中国の大学受験

 6月上旬、私は郊外に出かけるためバスに乗っていました。途中でしばらく停車するとのことで、つまらないな……と、ふと目を外にやる。そこには驚くほどの人の山。思わず声が出ます。「今日は何の日?!」

 毎年この時期に行われるもの、大学入学試験。試験会場には公安が配備され、厳戒態勢。受験生以外の入場を禁止するため、厳しく見張っています。その外に出来た人の山、それは試験会場の外から我が子を心配する親たちでした。

 日本でもそうですが、ここ中国でも「お受験」戦争の過熱ぶりが激しいようです。いい大学に入ることは、豊かで安定した人生を約束される。そう信じる傾向にあります。また一人っ子政策後の子どもたちということもあり、子どもの受験に寄せる親の期待は相当なものです。親たちは居ても立ってもいられず、我が子の試練をせめて近くで見守りたいと、仕事を休んで試験終了まで外で待ちます。

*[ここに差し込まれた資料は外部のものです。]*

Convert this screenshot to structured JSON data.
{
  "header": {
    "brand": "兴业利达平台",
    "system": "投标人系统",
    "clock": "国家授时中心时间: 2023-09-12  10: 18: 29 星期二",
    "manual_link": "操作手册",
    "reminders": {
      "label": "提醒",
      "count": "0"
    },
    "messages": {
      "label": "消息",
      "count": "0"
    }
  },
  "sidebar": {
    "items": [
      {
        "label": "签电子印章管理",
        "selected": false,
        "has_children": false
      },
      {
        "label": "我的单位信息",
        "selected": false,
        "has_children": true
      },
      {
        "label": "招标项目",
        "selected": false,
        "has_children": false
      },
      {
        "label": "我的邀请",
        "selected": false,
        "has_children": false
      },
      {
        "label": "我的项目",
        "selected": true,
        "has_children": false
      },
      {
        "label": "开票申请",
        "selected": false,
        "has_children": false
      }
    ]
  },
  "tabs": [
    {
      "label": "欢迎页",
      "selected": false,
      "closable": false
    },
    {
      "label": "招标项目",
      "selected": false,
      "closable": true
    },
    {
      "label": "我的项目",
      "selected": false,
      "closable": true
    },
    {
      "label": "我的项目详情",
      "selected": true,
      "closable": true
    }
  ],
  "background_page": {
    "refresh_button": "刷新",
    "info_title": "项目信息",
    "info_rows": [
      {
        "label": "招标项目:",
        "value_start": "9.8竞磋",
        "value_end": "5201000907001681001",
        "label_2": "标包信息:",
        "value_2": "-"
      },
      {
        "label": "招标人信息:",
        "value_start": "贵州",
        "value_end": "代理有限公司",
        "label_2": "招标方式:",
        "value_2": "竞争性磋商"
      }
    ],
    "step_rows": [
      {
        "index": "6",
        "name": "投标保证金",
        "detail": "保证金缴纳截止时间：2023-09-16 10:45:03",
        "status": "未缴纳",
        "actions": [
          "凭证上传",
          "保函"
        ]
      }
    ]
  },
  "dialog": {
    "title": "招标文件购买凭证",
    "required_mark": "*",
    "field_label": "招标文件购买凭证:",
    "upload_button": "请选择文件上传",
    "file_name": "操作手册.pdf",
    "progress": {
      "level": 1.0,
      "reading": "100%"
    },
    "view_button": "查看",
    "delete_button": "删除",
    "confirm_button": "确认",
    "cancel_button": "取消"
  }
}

 そんな親たちの姿を見ながら、街の様子がいつもと違うことに気がつきます。車は穏やかに走行し、いつもより実に静かです。

 人生の大切な試練のひとつを受ける受験生に、行政はその環境を気遣います。試験期間中、受験会場周辺では、大声を上げることが禁止されます。また道路には所々に公安が配備され、臨時の「クラクション禁止」の道路標識が立てられます。また、工事現場については、会場周辺だけではなく、受験生の家の近くでも「工事の音がうるさくて勉強できない」といった苦情があれば、「大学入試ホットライン」という特設電話で苦情を受け付け、担当者が現場に出向き工事をやめさせるといったことが行われるそうです。

 受験日当日、上海市内ではタクシーのうち6000台が受験生優先に振り分けられ、一般の路線バスにも「受験生優先席」が設置されるなど、例を挙げればきりがない程の気遣い振りです。

 このような現状を見ると、外国人である私にはいささか行き過ぎのように思えるところもありますが、親や行政に見守られ、重々しい緊張感の中で、自分の志望する大学で勉学に励めるようにと挑む彼らの姿は他人事とはいえ、テレビのニュースを通じてじっと見入ってしまうものがあります。

 
PS.2006年の大学新卒者の6割が失業に直面しているとの報道に接して、中国の就職難も深刻なんだと改めて考えさせられました。